The following season, though, he bowled 400 fewer overs and took only 73 wickets in all, at the relatively high cost of 28 runs per wicket. The Lancashire team regularly included several new, younger bowlers, and many of them – Roy Tattersall, Malcolm Hilton, Bob Berry – were spin bowlers (though Tattersall started as a swing bowler). Pollard continued to open the bowling and was as accurate as ever, but was less successful than in other seasons. He was given a benefit in August 1949 by Lancashire and picked the match against Derbyshire, which raised £8,035, the third highest total at the time.
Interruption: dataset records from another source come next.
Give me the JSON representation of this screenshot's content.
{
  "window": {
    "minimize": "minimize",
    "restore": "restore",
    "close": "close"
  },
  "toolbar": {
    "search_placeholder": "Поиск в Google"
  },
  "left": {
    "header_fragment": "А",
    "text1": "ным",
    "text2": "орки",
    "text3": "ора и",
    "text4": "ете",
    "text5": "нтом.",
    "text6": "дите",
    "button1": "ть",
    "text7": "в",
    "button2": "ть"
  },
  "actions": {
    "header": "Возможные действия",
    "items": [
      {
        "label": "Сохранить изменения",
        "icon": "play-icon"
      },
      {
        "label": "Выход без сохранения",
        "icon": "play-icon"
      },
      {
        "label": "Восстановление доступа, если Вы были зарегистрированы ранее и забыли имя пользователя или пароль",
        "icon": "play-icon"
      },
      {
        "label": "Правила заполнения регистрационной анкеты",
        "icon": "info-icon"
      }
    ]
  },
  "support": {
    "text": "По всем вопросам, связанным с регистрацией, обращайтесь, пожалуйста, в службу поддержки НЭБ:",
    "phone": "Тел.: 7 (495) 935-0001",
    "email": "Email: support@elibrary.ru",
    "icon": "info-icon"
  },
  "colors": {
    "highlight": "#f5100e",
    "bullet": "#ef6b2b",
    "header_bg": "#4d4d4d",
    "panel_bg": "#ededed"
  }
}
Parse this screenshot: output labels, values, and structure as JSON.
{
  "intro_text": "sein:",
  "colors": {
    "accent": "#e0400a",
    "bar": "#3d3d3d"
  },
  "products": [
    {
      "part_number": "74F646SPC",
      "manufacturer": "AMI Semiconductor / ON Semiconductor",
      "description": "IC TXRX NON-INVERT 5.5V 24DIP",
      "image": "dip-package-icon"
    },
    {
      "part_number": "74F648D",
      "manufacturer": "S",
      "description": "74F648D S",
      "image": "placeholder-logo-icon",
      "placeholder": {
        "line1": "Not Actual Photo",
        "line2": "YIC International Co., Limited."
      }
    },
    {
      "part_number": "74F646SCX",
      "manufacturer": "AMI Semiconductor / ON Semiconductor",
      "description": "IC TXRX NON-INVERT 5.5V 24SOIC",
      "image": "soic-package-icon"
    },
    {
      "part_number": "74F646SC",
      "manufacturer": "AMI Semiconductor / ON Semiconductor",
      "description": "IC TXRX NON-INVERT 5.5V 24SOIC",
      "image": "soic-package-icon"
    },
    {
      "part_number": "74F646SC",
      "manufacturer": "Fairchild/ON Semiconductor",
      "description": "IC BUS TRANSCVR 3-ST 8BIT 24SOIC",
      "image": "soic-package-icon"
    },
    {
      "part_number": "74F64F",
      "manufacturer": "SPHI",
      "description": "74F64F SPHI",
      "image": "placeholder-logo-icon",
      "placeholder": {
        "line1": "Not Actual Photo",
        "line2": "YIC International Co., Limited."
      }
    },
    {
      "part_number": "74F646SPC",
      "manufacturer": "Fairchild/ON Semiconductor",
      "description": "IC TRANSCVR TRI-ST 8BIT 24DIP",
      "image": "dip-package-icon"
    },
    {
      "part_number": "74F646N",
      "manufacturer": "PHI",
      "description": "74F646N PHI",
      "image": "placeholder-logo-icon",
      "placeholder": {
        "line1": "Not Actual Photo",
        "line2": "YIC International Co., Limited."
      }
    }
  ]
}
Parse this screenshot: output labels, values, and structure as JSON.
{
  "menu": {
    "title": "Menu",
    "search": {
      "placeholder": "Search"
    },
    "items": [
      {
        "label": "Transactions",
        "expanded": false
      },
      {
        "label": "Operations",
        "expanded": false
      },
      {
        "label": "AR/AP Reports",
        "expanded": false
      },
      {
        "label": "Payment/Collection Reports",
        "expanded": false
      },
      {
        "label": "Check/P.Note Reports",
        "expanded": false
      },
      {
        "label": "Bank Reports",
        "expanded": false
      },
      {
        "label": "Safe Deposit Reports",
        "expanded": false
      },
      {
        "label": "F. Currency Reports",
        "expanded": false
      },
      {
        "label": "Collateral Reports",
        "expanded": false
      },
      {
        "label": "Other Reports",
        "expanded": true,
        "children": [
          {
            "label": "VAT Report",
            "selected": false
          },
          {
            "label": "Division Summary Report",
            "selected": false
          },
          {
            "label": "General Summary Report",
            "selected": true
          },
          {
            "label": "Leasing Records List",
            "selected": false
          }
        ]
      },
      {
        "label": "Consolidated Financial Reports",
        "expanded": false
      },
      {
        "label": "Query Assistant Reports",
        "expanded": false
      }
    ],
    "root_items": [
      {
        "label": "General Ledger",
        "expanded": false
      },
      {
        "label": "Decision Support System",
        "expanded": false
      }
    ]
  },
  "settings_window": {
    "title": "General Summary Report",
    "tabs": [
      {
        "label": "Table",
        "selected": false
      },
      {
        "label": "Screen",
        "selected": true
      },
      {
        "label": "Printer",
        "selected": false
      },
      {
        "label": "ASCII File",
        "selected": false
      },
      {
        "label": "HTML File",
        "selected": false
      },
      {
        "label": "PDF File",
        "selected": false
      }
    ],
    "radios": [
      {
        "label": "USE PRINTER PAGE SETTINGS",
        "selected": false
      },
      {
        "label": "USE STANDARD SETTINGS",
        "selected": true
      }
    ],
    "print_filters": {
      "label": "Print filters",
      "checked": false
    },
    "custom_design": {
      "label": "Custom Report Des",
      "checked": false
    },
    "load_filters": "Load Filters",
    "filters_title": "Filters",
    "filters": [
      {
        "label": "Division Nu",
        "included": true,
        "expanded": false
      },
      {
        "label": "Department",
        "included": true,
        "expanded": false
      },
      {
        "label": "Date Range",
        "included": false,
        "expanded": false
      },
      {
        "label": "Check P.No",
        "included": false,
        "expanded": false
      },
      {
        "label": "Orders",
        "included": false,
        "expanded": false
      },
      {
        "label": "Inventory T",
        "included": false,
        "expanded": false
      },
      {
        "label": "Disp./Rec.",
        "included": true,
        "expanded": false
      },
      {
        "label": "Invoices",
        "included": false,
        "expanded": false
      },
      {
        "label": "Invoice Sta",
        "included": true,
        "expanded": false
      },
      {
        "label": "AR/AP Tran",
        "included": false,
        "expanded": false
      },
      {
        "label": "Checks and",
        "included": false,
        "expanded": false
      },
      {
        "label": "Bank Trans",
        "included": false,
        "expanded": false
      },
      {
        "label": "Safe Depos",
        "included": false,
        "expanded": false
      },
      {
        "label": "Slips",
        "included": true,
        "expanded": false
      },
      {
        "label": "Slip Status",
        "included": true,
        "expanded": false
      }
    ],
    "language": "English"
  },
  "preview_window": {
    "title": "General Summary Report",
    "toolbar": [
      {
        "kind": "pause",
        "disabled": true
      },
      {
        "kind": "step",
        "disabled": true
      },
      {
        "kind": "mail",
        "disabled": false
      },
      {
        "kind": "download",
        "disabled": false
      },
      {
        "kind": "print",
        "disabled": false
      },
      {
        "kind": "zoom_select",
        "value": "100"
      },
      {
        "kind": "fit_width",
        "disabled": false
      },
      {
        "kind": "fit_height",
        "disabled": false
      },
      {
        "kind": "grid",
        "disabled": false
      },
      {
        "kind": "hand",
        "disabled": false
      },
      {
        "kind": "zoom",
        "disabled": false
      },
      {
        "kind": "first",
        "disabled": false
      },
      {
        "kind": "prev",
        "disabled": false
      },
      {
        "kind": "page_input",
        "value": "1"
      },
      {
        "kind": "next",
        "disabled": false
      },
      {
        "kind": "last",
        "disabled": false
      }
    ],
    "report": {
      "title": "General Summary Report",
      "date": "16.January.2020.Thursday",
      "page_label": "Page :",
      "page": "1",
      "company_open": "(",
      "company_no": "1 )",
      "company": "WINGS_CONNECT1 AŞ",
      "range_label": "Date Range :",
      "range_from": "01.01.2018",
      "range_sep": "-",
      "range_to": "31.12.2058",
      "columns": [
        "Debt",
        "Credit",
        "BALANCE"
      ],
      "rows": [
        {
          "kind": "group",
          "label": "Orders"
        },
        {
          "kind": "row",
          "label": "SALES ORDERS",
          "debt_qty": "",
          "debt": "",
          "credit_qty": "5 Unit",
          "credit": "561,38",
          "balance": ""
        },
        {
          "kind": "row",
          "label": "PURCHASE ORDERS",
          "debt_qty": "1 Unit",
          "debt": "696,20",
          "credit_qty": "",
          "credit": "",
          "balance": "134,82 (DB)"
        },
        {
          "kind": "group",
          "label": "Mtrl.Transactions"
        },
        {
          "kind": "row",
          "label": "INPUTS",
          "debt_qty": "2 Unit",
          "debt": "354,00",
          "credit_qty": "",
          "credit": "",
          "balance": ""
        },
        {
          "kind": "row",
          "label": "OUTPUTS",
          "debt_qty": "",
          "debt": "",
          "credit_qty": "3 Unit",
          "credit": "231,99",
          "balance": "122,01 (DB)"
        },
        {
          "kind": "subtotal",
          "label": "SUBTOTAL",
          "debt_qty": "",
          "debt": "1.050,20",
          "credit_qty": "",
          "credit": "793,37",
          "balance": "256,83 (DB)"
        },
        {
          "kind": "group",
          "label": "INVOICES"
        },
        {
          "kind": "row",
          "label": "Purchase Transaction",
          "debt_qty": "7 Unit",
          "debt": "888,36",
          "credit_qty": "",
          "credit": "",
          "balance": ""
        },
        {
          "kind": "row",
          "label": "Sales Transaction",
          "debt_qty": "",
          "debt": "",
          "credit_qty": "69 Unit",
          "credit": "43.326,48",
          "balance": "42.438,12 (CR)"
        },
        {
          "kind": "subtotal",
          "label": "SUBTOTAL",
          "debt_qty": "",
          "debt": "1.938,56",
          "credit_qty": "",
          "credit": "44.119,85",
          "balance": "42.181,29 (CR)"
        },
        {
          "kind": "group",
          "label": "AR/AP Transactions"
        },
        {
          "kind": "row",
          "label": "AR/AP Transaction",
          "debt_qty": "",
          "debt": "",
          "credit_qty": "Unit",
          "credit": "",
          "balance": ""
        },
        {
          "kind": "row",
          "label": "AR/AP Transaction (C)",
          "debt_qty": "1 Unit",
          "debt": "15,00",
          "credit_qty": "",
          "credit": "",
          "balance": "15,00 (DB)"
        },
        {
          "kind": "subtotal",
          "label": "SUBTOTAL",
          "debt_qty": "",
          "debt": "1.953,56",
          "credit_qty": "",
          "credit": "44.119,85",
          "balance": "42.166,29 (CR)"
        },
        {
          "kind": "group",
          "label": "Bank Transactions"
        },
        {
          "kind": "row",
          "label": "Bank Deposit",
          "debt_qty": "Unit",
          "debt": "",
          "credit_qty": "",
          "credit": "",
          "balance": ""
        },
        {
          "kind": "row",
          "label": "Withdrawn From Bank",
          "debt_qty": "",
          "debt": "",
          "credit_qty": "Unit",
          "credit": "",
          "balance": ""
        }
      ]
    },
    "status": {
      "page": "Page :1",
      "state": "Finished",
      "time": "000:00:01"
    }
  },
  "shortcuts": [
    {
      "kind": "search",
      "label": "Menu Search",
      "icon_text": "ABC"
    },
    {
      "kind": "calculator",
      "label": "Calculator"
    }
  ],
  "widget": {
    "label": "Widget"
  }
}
In 1950, after a few matches with little bowling success, Pollard was dropped, and Lancashire started using Hilton, the fastest of three slow left-arm bowlers, to open the bowling in some matches. At the end of the season, in which Lancashire shared the County Championship title with Surrey, Pollard retired from first-class cricket to move into Lancashire League cricket.

That was not quite the end of the first-class career as in 1952, Pollard played one further match for a Commonwealth XI against the Indian touring team. He took three wickets in the match, made two catches and 17 runs.